Unified Mechanics on Thermodynamics, Classical Mechanics, Quantum Mechanics

Classical and quantum mechanics laws are rebuilt in the frame of new thermodynamics. Heat is the sum of kinetic energy, system work, and system potential of a system, while force is the heat gradients over distance. Hence, collision, temperature difference, and molar volume gradients are the sources of forces. The collision creates symmetric forces, i.e., mutual repulsion or attraction. The other sources produce asymmetric forces driving rotation and spin (self-rotation). Interaction doesn’t need a medium.
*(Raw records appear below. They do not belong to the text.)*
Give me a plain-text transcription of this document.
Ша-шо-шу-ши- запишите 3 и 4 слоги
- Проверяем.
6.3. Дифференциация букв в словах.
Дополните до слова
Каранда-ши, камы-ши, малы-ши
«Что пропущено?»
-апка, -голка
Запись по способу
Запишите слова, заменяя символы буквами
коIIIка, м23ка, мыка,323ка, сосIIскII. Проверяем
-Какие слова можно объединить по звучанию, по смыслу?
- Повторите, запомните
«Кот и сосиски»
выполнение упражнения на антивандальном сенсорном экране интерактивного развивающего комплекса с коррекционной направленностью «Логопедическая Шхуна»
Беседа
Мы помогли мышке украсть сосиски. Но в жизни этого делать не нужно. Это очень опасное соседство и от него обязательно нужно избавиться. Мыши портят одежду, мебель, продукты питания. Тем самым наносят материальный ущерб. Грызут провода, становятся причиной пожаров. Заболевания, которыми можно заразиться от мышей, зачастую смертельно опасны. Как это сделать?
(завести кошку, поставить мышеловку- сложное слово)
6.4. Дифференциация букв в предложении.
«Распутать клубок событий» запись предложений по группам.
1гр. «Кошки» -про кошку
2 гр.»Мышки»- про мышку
As achievements, 1) a brief and general equation is derived to predict the equilibrium distance of molecular interaction: L_e=∛((3π^(α-1) m_A g)/(4N_A kT)), without using any assumption; 2) electrons and protons are electroneutral, while neutrons are the cold protons with ∆T≈6.01×〖10〗^9 K; thus, the heat of nuclear reaction, 4(_1^1)H→(_2^4)He, is ~9.18 MeV; 3) atom has isothermal and non-isothermal orbits. Each orbit accommodates 2 electrons with opposite spins; 4) the first ionization energies of elements reported in the references are close to the kinetic energies calculated in this paper; 5) the strengths of chemical bonds and H-bonds are calculated, comparable with the experimental data; 6) vibrations of chemical bonds are discussed which disclose the source of α in the system potential. It is suggested that transferring heat from the hot electrons and nuclei to the cold ones makes a network in the cosmos. Photons are the messengers on the way rather than the roaming travelers.